# need 501 help



## AnnMather (May 30, 2002)

I have a Dish 501 pvr in the livingroom. I want to purchase another for the den.

The rooms are 40 feet apart. If one of us is watching in one room, and someone else in the other room, will the remotes interfere with each other?

How can I have 2 501's on at the same time without interference from each other?

Thanx


----------



## John Corn (Mar 21, 2002)

Hi Ann, Welcome to DBSTalk. :hi: 

You can use 2 501 remotes with 2 501's close together.
In your remote book there a remote address that can be changed so you can use it just the way you want to......take a look at the remote book you got...........I lost mine. 
I have 1 remote address set to 1 and the other remote address set to 2 and it works just fine.


----------



## Mark Lamutt (Mar 24, 2002)

For the record, here's how you change the remote address (of both remote and receiver):

1. Display the system information screen of your receiver. You will notice towards the bottom of the screen the remote address.
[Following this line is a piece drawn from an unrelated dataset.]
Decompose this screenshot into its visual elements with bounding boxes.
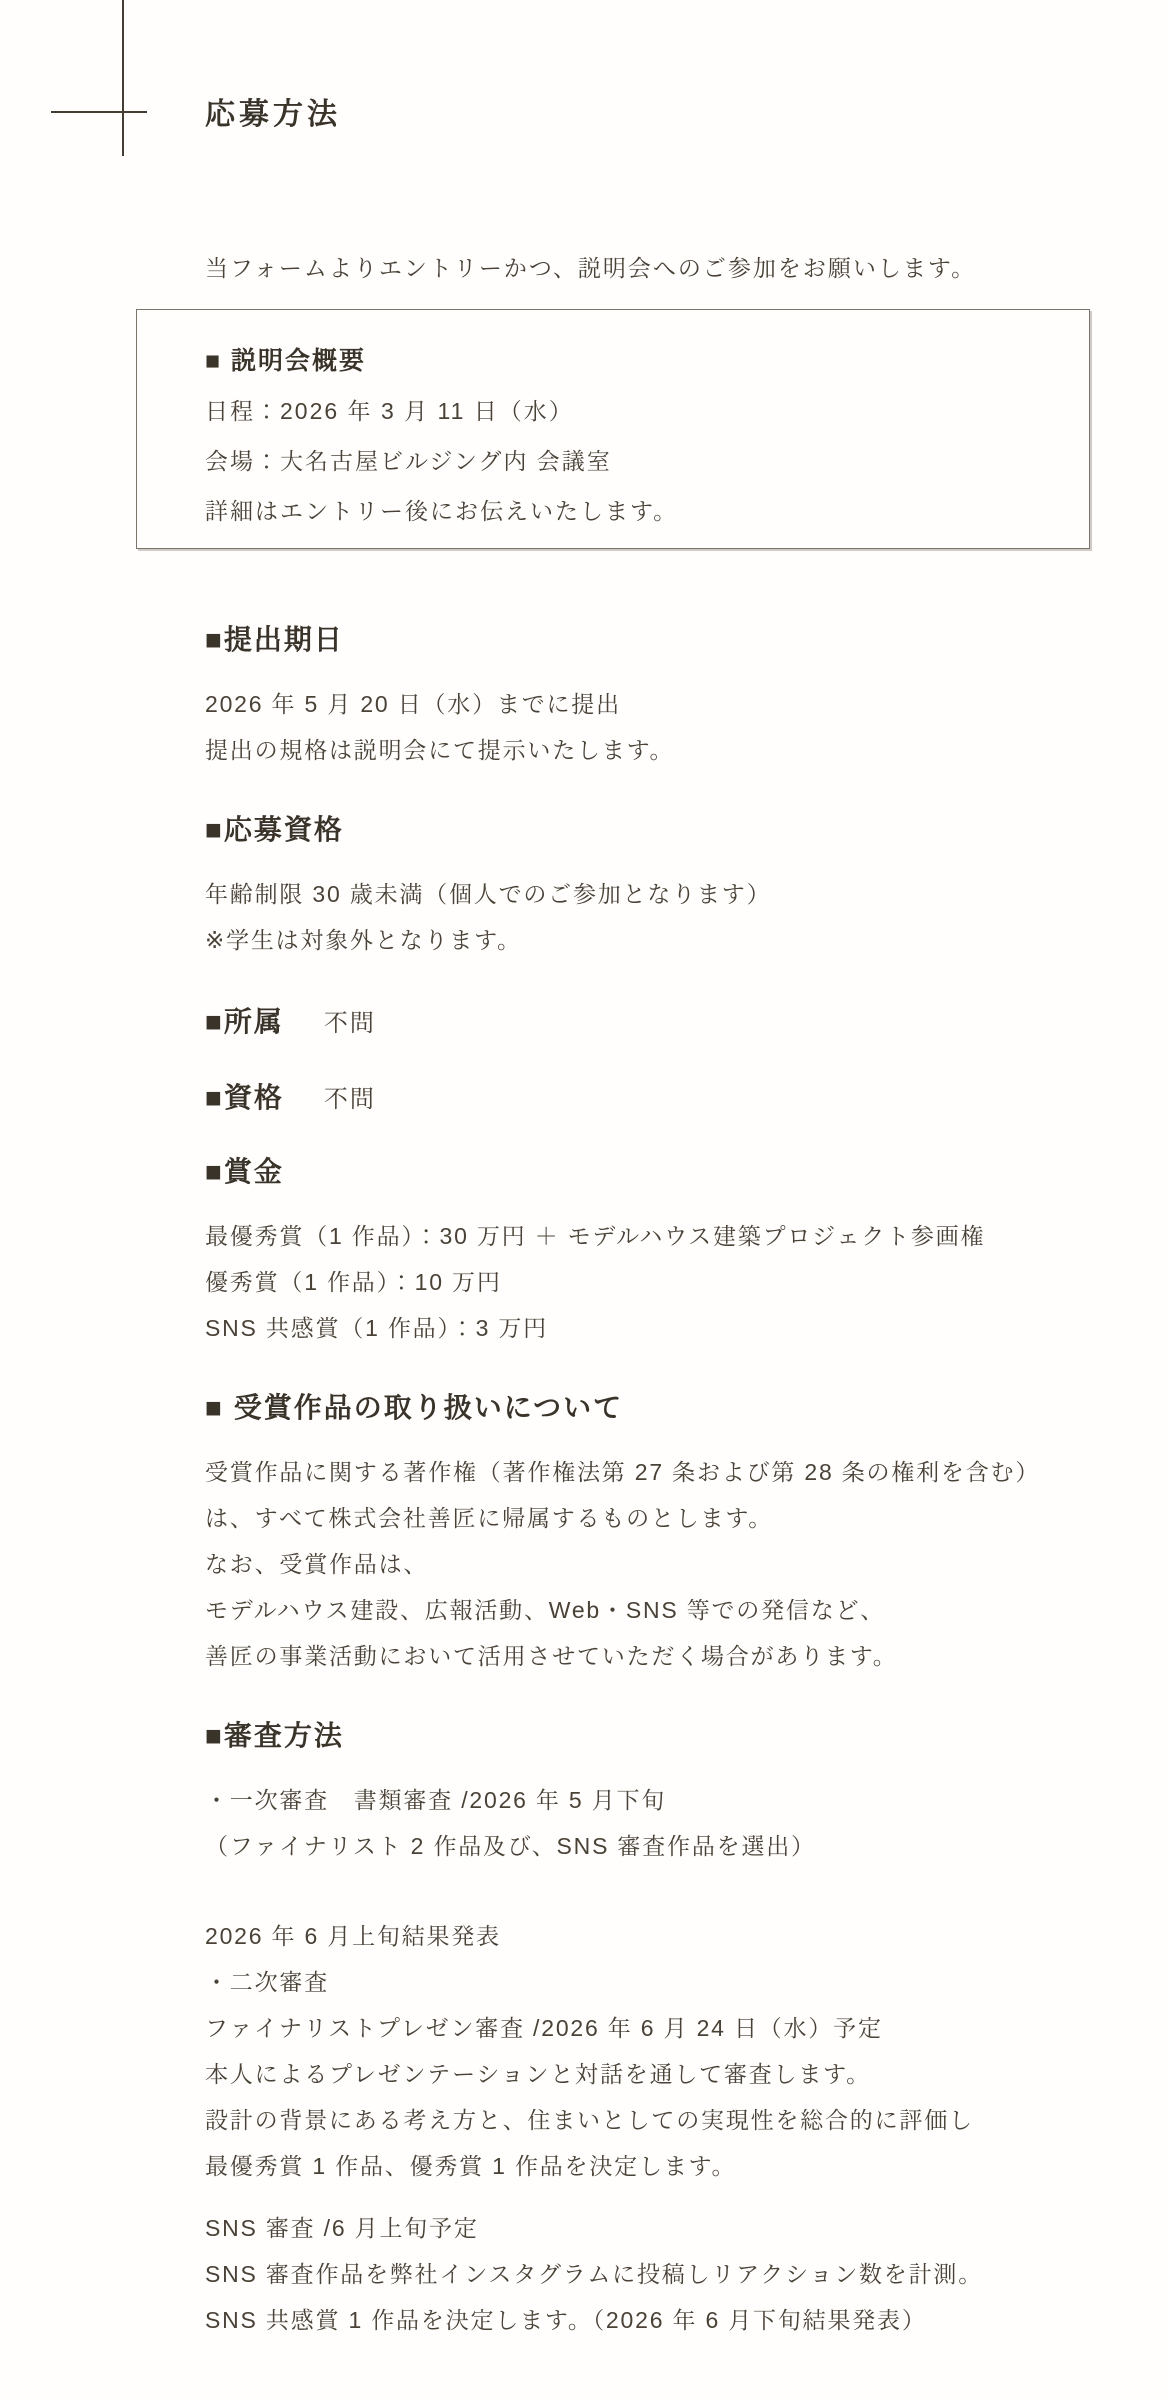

2. Press and hold the SAT button on the remote until the buttons across the top flash once, and the SAT button continues flashing.

3. Enter the new desired 2 digit remote address - i.e. for address 7, enter 07 from the remote.

4. Press the # key on the remote.

5. Press and hold briefly the RECORD key on the remote. 

You should now see that the address on the receiver has been changed to the new one you put in. If it didn't change, follow the steps above to change your remote address back to what it was before, pull the smartcard from the receiver to reset it, put the smartcard back in and try the process again. Also, if you are changing the address on a uhf unit, you'll need to check other uhf receivers to make sure you didn't alter their remote address as well.


----------



## DarrellP (Apr 24, 2002)

Just make sure you have the receiver you don't want to change turned off or it will change also.


----------



## AnnMather (May 30, 2002)

Thanx all. Just off the phone with DN - will get my new 501 in a week.


----------